The Expert Cow is a bossy bovine. She shows up when you are at your most vulnerable and uses a mantle of authority to push her agenda. Before she even meets you, she has made up her mind about what you need and how you should try to get it. She may have a financial stake in a therapeutic technique that she has invented, or she may just have a pet theory that she believes applies to everybody. She claims that her views are scientifically accurate, even though there’s nothing to back her claims. Be on the lookout for this huxter cow loitering in the offices of marriage counsellors and between the pages of relationship self-help books.
The Expert Cow does not represent all marriage counsellors or all self-help books. Many wise, helpful professionals do real good for couples in distress. This Sacred Cow shows up when the expert is more interested in his or her own dogma or financial reward than in the happiness of vulnerable people seeking help, or when the expert fails to recognize or disclose his or her limitations or biases.
At some point in nearly every distressed relationship, the question of couples counseling arises. There are many types of counseling out there, and many types of counselors, and choosing the wrong resource can leave you feeling confused and exposed to Sacred Cows. Most marriage counselors and books are heavily oriented towards the goals of reducing conflict and rekindling romance, and if your problems do not lie in these realms, counseling can be a demoralizing waste of time and money. In addition, some couples counselors see divorce as a failure. This is fine as long as you are wholly committed to staying in your marriage. However, if it is not made clear that the goal of therapy is to promote the marriage rather than to promote the happiness of individuals, the result can be further confusion and heartache.
Similarly, most books written for people in unhappy marriages will start out by promising a happier marriage. If you pick up such a book hoping to sort out whether staying married is the best choice for you, you will read that of course it is! That message is so strong in these books that issues that could (or maybe should) be deal breakers in a marriage are seldom raised. The reason for this is that there's no obvious solution to these problems. Or rather, the only reasonable solution might sometimes be to get a divorce. This is where the Sacred Cow is hiding: By failing to acknowledge that these problems could be present, the experts who write these books are pushing readers to focus on what might be red herrings.

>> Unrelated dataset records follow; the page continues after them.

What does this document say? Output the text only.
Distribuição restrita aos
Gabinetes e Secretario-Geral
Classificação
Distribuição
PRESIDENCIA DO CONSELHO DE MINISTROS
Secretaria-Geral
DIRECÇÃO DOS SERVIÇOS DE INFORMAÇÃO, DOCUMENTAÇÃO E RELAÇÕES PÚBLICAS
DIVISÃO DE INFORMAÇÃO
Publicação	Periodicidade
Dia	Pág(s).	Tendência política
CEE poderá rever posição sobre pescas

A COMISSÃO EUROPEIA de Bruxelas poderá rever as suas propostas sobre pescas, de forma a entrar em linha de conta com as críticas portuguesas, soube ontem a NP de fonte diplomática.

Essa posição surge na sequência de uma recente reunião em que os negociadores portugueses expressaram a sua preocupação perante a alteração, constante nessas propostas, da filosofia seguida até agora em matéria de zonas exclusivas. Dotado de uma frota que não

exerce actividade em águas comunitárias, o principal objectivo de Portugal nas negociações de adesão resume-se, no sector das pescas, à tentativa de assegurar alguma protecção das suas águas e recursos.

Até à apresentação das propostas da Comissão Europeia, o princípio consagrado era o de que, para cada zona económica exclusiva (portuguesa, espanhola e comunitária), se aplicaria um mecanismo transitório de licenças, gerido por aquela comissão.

The Expert Cow fancies herself to be a great scientist, but she is in fact biased and politically motivated. As the American sportscaster Vin Scully observed, "Statistics are used much like a drunk uses a lamppost: for support, not illumination." Experts love to tell us about statistics and scientific "facts." What experts often fail to mention is that there are hard facts and soft facts. Hard facts are demonstrably true, or testable, whereas soft facts are speculative. Divorce research is overwhelmingly about soft facts. There are lots of good reasons for this, but probably the biggest reason is that large, well designed studies simply do not exist in this field. Governments and big companies do not fund family research in the same way that they fund medical and applied science research; consequently, most published studies about divorce are small, observational in nature, and rife with bias.
Another favorite haunt of the Expert Cow is in the lucrative and popular "marriage guru" industry. This industry is made up of individuals who have created a brand around their own ideas about how marriages can be saved and use their brands to sell books, seminars, lectures and sometimes individual couples therapy.